Combining Stochastic Defenses to Resist Gradient Inversion: An Ablation Study
This work addresses privacy risks in federated learning for practitioners by showing that incremental combinations of existing defenses are necessary to achieve robust protection.
The paper tackles the vulnerability of individual stochastic defenses against gradient inversion attacks in federated learning, demonstrating that combining differential privacy and a stochastic privacy module reduces the attack success rate from 100% to 0% while maintaining model utility.
Gradient Inversion (GI) attacks are a ubiquitous threat in Federated Learning (FL) as they exploit gradient leakage to reconstruct supposedly private training data.

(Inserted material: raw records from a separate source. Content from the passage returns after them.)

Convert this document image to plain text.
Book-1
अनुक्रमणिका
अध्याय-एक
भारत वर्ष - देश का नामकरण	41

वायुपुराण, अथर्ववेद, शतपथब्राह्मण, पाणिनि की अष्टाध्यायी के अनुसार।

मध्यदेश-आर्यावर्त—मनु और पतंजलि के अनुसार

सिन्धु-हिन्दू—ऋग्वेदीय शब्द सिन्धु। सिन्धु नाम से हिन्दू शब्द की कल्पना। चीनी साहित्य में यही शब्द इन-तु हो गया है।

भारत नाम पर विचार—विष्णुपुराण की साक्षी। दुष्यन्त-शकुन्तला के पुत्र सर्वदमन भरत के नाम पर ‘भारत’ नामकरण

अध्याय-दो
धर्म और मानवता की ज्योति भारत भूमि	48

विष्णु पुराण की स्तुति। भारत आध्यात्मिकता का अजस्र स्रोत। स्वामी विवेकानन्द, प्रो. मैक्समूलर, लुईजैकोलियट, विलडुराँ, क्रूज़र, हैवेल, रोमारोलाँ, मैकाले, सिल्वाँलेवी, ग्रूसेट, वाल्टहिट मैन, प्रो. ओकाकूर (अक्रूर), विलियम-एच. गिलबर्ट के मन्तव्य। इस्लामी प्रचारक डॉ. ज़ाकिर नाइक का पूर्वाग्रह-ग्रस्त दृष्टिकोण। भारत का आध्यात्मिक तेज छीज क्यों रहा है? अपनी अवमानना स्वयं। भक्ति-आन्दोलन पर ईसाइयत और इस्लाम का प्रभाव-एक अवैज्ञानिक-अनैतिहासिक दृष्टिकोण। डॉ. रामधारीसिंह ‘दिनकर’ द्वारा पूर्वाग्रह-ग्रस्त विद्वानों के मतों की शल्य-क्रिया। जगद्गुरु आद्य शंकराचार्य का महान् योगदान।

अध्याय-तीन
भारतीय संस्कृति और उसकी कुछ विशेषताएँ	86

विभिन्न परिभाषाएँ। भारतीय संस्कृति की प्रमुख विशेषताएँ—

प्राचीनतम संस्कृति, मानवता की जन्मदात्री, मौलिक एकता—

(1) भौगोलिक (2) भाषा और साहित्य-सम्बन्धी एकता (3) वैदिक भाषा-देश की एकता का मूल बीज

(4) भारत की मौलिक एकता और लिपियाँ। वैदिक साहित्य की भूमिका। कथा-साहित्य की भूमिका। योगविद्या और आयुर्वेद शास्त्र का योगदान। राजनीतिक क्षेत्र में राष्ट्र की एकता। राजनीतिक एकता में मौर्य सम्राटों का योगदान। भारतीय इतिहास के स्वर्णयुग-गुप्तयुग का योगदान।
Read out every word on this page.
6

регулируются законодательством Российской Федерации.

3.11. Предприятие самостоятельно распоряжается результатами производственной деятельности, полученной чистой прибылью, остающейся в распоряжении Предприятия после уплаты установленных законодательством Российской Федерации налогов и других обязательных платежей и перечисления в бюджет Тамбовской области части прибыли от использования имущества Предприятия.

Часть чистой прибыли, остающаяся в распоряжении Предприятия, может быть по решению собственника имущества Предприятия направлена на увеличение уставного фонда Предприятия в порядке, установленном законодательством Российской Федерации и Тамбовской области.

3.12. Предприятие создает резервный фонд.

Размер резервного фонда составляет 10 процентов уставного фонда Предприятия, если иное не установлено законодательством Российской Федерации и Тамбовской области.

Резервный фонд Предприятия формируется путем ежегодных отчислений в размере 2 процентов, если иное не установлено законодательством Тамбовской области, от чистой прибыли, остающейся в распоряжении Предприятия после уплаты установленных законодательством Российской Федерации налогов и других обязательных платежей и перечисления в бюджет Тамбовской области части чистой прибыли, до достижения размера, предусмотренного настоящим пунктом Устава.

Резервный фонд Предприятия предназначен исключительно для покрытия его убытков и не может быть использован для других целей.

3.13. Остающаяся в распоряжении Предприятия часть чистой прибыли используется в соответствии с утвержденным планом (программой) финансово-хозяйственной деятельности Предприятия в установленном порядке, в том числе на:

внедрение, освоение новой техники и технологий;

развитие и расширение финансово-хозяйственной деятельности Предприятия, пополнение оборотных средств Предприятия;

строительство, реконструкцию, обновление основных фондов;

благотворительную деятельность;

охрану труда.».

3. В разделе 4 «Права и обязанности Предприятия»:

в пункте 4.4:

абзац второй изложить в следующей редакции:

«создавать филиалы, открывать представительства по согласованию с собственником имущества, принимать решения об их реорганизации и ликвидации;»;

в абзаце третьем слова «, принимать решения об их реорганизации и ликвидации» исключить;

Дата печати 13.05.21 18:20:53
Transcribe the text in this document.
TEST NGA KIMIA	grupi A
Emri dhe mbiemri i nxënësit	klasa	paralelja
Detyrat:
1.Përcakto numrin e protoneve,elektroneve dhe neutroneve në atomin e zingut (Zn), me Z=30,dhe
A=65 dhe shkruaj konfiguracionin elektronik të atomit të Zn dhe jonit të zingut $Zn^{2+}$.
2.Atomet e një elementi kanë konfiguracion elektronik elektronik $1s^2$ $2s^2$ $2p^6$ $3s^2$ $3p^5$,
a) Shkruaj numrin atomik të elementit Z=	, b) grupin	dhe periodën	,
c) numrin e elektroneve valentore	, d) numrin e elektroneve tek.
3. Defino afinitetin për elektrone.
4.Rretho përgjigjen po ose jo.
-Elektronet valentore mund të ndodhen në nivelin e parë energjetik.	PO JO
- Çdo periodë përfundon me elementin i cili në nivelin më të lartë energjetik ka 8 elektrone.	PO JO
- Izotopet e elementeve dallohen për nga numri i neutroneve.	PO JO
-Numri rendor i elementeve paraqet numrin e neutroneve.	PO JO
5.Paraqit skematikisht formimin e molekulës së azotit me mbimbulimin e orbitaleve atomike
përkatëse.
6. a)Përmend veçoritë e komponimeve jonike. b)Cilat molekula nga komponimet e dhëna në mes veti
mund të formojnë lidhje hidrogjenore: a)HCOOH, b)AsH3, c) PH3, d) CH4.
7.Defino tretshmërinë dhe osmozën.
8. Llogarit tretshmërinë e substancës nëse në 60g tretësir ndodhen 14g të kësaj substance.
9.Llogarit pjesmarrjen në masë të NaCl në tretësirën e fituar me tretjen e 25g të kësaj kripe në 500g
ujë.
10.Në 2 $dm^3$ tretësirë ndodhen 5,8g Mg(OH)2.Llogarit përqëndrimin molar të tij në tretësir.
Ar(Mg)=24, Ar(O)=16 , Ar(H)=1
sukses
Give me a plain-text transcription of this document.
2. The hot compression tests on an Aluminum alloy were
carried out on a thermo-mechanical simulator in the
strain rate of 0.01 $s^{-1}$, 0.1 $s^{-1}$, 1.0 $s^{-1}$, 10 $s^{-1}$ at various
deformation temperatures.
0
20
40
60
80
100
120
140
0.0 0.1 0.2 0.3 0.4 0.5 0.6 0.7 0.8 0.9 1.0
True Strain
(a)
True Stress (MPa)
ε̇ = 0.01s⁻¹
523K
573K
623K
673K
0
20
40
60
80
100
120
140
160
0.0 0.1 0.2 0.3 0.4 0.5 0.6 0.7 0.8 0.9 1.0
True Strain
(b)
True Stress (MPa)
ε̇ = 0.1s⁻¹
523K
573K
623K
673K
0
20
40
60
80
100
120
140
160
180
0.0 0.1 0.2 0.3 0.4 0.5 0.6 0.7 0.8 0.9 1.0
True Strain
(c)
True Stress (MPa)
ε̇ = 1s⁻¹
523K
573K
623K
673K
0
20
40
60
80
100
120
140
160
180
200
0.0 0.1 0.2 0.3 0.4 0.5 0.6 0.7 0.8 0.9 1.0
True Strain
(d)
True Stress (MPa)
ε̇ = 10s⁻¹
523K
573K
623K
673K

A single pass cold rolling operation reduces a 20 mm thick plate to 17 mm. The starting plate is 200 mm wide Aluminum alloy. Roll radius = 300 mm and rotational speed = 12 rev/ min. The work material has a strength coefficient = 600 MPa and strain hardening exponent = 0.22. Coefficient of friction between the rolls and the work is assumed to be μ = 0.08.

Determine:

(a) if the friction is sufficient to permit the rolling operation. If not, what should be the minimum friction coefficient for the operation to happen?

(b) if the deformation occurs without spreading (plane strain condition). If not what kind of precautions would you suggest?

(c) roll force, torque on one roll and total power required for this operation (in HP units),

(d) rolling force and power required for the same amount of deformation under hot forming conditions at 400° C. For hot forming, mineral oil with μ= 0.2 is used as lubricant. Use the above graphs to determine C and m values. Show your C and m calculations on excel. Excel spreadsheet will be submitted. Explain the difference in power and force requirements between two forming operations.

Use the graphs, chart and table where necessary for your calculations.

Common defense mechanisms such as Differential Privacy (DP) or stochastic Privacy Modules (PMs) introduce randomness during gradient computation to prevent such attacks. However, we pose that if an attacker effectively mimics a client's stochastic gradient computation, the attacker can circumvent the defense and reconstruct clients' private training data. This paper introduces several targeted GI attacks that leverage this principle to bypass common defense mechanisms. As a result, we demonstrate that no individual defense provides sufficient privacy protection. To address this issue, we propose to combine multiple defenses. We conduct an extensive ablation study to evaluate the influence of various combinations of defenses on privacy protection and model utility. We observe that only the combination of DP and a stochastic PM was sufficient to decrease the Attack Success Rate (ASR) from 100% to 0%, thus preserving privacy. Moreover, we found that this combination of defenses consistently achieves the best trade-off between privacy and model utility.